生きてるみたいに生きる ~伊坂幸太郎「グラスホッパー」

0830

これも文庫化にあたり再読です。
よい表紙。ハードカバーのよりこっちが好き。


これは伊坂作品の中では、ちょっと異色なのかな。
帯では「最大の問題作」、解説では「正統のハードボイルド小説」と評されている。
どのへんが問題なのか、何がハードにボイルされているのか、言葉の意味がいまいちよくわかってないのだけど。


妻を殺した男に復讐を誓う「鈴木」、相手を自殺させる能力を持つ「鯨」、ナイフで殺しの下請けをする若者「蝉」。
三者の視点がかわるがわる入れ替わる形で物語は進み、さらに「押し屋」と呼ばれる殺し屋「槿(あさがお)」も絡んできて、事態は入り組んだ様相を呈してくる。

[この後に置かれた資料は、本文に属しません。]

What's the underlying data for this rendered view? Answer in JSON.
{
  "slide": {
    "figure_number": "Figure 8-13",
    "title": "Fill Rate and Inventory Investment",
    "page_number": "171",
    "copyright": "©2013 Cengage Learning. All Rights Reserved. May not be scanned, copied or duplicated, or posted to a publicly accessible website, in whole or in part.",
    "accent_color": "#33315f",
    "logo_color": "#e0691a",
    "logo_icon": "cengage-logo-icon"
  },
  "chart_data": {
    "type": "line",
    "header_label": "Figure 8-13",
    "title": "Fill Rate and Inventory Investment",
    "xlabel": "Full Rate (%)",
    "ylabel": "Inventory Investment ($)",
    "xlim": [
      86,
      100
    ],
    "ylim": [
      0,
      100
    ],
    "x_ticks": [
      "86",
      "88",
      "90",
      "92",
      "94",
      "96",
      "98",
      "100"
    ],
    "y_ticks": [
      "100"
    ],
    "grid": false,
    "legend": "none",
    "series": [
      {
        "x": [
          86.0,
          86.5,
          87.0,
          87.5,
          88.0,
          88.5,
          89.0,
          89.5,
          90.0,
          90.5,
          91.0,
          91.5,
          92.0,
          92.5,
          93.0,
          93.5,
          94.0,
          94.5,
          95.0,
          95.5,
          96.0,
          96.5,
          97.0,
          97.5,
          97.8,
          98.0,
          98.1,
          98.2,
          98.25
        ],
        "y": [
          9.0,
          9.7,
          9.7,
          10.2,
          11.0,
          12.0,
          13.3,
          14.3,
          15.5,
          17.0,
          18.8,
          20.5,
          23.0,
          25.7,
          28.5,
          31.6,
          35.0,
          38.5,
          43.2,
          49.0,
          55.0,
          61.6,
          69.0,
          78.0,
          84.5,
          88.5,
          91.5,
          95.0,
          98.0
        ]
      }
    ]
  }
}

異色といってもおなじみの伊坂テイストは健在で、比喩や引用や含蓄に満ちた軽妙な会話はいつもどおり。
伏線が後々で効いてくるのも。
ラストの伏線は怖かった。寒くなる。
「朝の穏やかな陽射しが注」ぐ、のどかな日常に戻ったように思われた鈴木が、ラインを踏み越えてあちら側の世界に行ってしまう瞬間。
狂気は日常と地続きのところにある。と知らされてしまった。
でも好きなラストです。


鈴木の頭の中で繰り返し描かれる亡くなった奥さんの姿や言動が、とにかく魅力的。
元気だった頃の奥さんを鈴木は何度も思い出す。
だから余計に、彼女の死に様の描写は痛々しく、鈴木の深い悲しみと怒りの感情が静かに伝わってくる。

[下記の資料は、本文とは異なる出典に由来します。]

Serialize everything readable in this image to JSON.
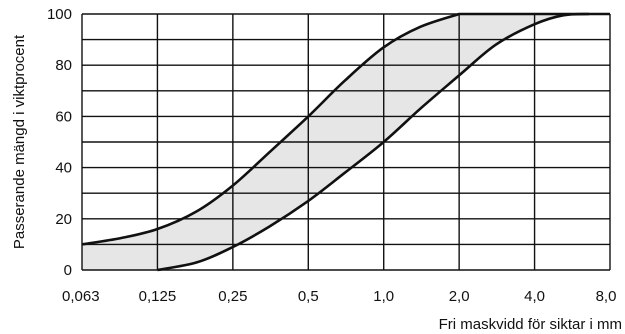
{
  "chart_data": {
    "type": "area",
    "title": "",
    "xlabel": "Fri maskvidd för siktar i mm",
    "ylabel": "Passerande mängd i viktprocent",
    "x_scale": "log2",
    "x_ticks": [
      "0,063",
      "0,125",
      "0,25",
      "0,5",
      "1,0",
      "2,0",
      "4,0",
      "8,0"
    ],
    "x_tick_values": [
      0.063,
      0.125,
      0.25,
      0.5,
      1.0,
      2.0,
      4.0,
      8.0
    ],
    "y_ticks": [
      "0",
      "20",
      "40",
      "60",
      "80",
      "100"
    ],
    "ylim": [
      0,
      100
    ],
    "grid": true,
    "band_fill": "#e6e6e6",
    "line_color": "#111111",
    "series": [
      {
        "x": [
          0.063,
          0.09,
          0.125,
          0.18,
          0.25,
          0.35,
          0.5,
          0.7,
          1.0,
          1.4,
          2.0
        ],
        "values": [
          10,
          12.5,
          16,
          23,
          33,
          46,
          60,
          74,
          87,
          95,
          100
        ]
      },
      {
        "x": [
          0.125,
          0.18,
          0.25,
          0.35,
          0.5,
          0.7,
          1.0,
          1.4,
          2.0,
          2.8,
          4.0,
          5.2,
          6.6
        ],
        "values": [
          0,
          3,
          9,
          17,
          27,
          38,
          50,
          63,
          76,
          88,
          96,
          99.5,
          100
        ]
      }
    ]
  }
}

それから、岩西と蝉との最後の会話のシーンがすごくよかった。
岩西は最後の最後でかっこよくなりやがって。
蝉が結構好きだ。なんで蝉なんだろう。本名じゃないよな?
みんみんうるさいから? でも、若者ってわりとみんなうるさいし。


バッタは群れて数が増えすぎると、凶暴な飛びバッタになる。
人間もそうだ、と槿は言う。
考え出すと、やっぱりちょっと怖くなる。